The tree view doesn’t give any sense of how big the zones and their parts are. Let’s try a slightly different approach:

  • Open up Trove zones – with sizes. This is the same hierarchical data, but with information about how many items are in each grouping.

  • Select and copy the data.

  • Open up Raw (or reload the page) and paste the data into the box as before.

  • Select the ‘Circle packing’ visualisation.

  • Drag ‘Zone’, ‘Format’, and ‘Subformat’ – in that order – to the ‘HIERARCHY’ box.

  • Drag ‘Total’ to ‘SIZE’ and ‘Zone’ to ‘COLOR’.

  • View your new visualisation. What do you think? I think it’s rather beautiful.

  • Try clicking and dragging the circles for hours of entertainment!

Here’s another way of visualising Trove’s zones.

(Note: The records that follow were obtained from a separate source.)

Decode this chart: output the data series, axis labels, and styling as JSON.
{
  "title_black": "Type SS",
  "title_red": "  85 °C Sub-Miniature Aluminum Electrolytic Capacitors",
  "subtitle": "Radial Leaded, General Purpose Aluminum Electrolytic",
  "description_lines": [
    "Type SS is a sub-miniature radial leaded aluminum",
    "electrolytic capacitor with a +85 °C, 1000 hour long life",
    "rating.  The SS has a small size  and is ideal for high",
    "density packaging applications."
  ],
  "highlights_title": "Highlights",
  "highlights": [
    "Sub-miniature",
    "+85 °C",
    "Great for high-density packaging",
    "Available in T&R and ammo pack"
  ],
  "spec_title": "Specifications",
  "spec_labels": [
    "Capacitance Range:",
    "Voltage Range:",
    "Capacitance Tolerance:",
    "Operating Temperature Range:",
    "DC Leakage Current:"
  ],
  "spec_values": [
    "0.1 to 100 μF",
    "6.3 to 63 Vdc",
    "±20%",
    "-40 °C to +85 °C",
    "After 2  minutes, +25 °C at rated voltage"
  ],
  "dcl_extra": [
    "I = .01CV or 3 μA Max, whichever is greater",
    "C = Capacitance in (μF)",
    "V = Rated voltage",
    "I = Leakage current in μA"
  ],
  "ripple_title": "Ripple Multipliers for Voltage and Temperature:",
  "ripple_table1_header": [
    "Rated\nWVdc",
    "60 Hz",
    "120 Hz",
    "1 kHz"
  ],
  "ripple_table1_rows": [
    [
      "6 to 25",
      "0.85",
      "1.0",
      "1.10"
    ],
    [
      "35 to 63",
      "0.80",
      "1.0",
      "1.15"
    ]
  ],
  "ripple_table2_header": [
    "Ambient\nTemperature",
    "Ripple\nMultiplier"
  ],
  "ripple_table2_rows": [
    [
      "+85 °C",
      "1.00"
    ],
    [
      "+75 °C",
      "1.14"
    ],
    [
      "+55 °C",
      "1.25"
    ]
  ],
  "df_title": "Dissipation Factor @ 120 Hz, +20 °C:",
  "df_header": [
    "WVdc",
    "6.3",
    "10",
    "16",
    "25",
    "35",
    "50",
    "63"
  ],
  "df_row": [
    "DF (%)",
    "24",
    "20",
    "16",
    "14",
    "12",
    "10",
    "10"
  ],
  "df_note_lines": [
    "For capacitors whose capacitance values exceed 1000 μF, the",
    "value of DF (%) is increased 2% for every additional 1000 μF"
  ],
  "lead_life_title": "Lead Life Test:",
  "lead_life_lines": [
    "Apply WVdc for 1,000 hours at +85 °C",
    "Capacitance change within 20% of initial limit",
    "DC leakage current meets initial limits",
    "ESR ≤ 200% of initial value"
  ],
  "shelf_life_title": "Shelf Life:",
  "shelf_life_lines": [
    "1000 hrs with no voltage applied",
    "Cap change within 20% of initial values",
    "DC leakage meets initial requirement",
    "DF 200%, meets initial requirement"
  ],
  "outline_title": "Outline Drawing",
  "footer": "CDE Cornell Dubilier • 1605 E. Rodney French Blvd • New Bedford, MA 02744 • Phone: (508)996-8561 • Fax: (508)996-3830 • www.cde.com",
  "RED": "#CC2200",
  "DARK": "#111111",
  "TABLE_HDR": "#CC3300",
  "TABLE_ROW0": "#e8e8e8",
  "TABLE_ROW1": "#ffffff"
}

In this case I used D3 directly to create a ‘sunburst’ visualisation. Try clicking on the segments. What happens?

Network graphs

Network graphs allow you to explore relationships between things (or ‘nodes’ in graph speak). They’re frequently used to visualise social networks – the relationships within a group of people as revealed through activities like correspondence, communication, collaboration. or co-authorship. Martin Grandjean, for example, has used network analysis to explore the nature of the Digital Humanities community by visualising their interactions on Twitter.

I used a network graph to examine clusters in the reasons cited for closing files in the National Archives. I used a tool called Gephi and a tutorial by Martin Grandjean. You can read about it in my research notebook. Here’s what I ended up with:

Closed Access network graph

This was interesting because it indicated how commonly the national security exemption (33(1)(a)) has been used in combination with others – it’s sort of the go-to exemption for anything security-ish.

You can create a similar graph using my data and Fusion Tables:

As you can see each row in the spreadsheet is just a pair of reasons, indicating that these reasons have been cited together in an access decision. Unlike a letter sent from one person to another there’s no directionality in this relationship. They just occur together. In some network graphs the direction of the relationships is important and can be visualised.

  • From your Google Drive account click New then More, then choose ‘Fusion Tables’. (Alternatively, go direct to Fusion Tables.)

  • In the ‘Import new table’ box click on ‘Google Spreadsheets’ and select the file you just copied.

  • Click Next and then Finish to complete the data import.

  • Once the table is open, click on the little red + sign and select ‘Add chart’.

  • Fusion tables should recognise that your data can be visualised as a network graph and create one automatically.If not click on the network graph icon (at the bottom on the right-hand side).

  • Use the plus and minus buttons to zoom in and out. Try clicking on a node and dragging it around. What happens? Hover over a node to highlight its relationships.